Department of Physics, North Carolina State University, Raleigh, NC 27695;
Department of Mathematics, University of California, Los Angeles, CA 90095.
Proc Natl Acad Sci U S A. 2019 Aug 20;116(34):16742-16749. doi: 10.1073/pnas.1900272116. Epub 2019 Aug 2.

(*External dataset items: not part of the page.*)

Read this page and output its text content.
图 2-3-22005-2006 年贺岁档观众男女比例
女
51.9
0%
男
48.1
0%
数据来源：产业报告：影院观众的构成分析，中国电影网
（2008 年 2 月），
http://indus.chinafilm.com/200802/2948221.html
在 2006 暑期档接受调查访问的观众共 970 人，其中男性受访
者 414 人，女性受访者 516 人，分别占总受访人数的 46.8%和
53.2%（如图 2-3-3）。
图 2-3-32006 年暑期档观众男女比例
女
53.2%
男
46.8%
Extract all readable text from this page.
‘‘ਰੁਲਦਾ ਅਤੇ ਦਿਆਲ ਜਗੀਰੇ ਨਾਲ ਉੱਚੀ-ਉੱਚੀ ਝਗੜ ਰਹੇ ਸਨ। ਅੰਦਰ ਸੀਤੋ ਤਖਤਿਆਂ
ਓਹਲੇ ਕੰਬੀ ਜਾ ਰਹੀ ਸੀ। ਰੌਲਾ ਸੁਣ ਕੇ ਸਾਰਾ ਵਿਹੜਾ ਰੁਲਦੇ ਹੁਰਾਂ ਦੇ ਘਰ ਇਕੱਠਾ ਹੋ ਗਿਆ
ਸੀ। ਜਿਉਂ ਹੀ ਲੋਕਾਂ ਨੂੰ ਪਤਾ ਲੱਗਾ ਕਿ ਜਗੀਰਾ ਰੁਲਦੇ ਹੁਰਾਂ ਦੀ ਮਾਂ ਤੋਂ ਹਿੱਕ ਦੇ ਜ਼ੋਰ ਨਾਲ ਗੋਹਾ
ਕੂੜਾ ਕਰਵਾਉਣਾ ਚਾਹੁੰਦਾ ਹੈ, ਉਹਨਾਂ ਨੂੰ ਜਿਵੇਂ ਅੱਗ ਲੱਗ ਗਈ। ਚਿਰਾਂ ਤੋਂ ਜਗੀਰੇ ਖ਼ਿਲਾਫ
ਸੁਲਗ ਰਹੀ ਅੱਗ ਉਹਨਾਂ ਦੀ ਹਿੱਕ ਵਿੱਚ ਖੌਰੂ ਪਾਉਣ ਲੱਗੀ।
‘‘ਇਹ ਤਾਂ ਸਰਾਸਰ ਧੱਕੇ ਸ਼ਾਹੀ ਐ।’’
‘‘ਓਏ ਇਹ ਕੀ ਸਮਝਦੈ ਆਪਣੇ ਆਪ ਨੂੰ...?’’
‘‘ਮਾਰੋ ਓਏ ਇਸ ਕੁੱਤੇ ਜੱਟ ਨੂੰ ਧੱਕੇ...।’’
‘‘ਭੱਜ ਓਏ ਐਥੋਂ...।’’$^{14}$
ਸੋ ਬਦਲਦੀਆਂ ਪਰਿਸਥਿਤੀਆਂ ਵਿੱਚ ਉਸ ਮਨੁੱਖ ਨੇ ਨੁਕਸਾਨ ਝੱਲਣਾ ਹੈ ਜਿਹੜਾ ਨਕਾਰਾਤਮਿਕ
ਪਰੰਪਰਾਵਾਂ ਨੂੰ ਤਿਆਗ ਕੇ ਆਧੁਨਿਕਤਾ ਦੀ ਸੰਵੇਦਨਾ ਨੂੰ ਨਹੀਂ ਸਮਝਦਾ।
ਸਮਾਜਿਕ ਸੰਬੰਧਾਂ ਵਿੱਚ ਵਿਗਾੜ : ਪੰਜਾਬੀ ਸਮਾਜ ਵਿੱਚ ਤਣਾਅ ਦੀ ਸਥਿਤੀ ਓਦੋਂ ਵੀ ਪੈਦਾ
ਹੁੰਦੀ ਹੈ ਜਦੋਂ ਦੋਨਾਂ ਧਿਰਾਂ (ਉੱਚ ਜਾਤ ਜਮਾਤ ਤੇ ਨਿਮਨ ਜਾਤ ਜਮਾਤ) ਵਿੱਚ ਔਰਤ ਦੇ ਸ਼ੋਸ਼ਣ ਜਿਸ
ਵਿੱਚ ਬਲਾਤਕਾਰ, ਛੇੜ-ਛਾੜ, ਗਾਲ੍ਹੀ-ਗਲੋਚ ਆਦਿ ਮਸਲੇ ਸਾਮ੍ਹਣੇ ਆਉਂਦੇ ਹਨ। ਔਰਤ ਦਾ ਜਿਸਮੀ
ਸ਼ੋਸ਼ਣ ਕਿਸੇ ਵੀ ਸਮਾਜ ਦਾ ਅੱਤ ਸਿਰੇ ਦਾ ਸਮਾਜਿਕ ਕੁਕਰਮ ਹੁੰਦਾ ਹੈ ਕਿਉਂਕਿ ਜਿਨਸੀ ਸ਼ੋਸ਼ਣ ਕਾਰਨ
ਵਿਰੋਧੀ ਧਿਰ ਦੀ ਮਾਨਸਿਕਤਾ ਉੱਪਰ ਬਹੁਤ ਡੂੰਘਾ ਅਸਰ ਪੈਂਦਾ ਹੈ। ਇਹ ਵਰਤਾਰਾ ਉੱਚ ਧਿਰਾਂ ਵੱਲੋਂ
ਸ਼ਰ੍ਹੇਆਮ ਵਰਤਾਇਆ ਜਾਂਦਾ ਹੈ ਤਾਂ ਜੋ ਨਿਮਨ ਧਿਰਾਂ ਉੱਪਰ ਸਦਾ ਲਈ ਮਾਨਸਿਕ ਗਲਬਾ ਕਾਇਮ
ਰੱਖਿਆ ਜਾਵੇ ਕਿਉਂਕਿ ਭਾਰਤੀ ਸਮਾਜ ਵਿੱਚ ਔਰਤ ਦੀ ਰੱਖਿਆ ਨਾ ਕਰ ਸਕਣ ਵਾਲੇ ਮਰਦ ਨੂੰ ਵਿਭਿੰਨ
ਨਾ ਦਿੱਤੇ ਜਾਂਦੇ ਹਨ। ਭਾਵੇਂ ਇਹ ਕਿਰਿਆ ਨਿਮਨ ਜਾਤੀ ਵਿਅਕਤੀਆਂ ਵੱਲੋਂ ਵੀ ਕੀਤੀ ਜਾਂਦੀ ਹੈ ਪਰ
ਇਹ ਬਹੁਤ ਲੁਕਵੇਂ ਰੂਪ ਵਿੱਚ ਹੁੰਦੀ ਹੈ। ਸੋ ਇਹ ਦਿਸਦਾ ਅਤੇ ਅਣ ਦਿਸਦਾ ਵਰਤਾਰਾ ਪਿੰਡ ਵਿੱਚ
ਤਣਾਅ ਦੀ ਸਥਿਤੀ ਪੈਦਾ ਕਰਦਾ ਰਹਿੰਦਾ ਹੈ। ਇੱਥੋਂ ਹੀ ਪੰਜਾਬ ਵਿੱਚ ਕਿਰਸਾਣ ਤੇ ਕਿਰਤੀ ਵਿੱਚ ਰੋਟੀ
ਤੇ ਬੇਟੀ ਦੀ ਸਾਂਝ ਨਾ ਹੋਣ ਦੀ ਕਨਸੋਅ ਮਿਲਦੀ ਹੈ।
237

Forecasting fracture locations in a progressively failing disordered structure is of paramount importance when considering structural materials. We explore this issue for gradual deterioration via beam breakage of 2-dimensional (2D) disordered lattices, which we represent as networks, for various values of mean degree. We study experimental samples with geometric structures that we construct based on observed contact networks in 2D granular media. We calculate geodesic edge betweenness centrality, which helps quantify which edges are on many shortest paths in a network, to forecast the failure locations. We demonstrate for the tested samples that, for a variety of failure behaviors, failures occur predominantly at locations that have larger geodesic edge betweenness values than the mean one in the structure. Because only a small fraction of edges have values above the mean, this is a relevant diagnostic to assess failure locations. Our results demonstrate that one can consider only specific parts of a system as likely failure locations and that, with reasonable success, one can assess possible failure locations of a structure without needing to study its detailed energetic states.
当考虑结构材料时,预测逐渐失效的无序结构中的断裂位置至关重要。我们通过二维(2D)无序晶格的梁断裂来探索这种渐进劣化的问题,我们将其表示为网络,对于不同的平均度数。我们研究了具有基于在二维颗粒介质中观察到的接触网络构建的几何结构的实验样本。我们计算了测地边介数中心性,这有助于量化网络中哪些边在许多最短路径上,以预测失效位置。我们为测试样本证明,对于各种失效行为,失效主要发生在具有比结构中平均值更大的测地边介数值的位置。因为只有一小部分边缘的值高于平均值,所以这是评估失效位置的一个相关诊断方法。我们的结果表明,可以仅将系统的特定部分视为可能的失效位置,并且可以合理地成功评估结构的可能失效位置,而无需研究其详细的能量状态。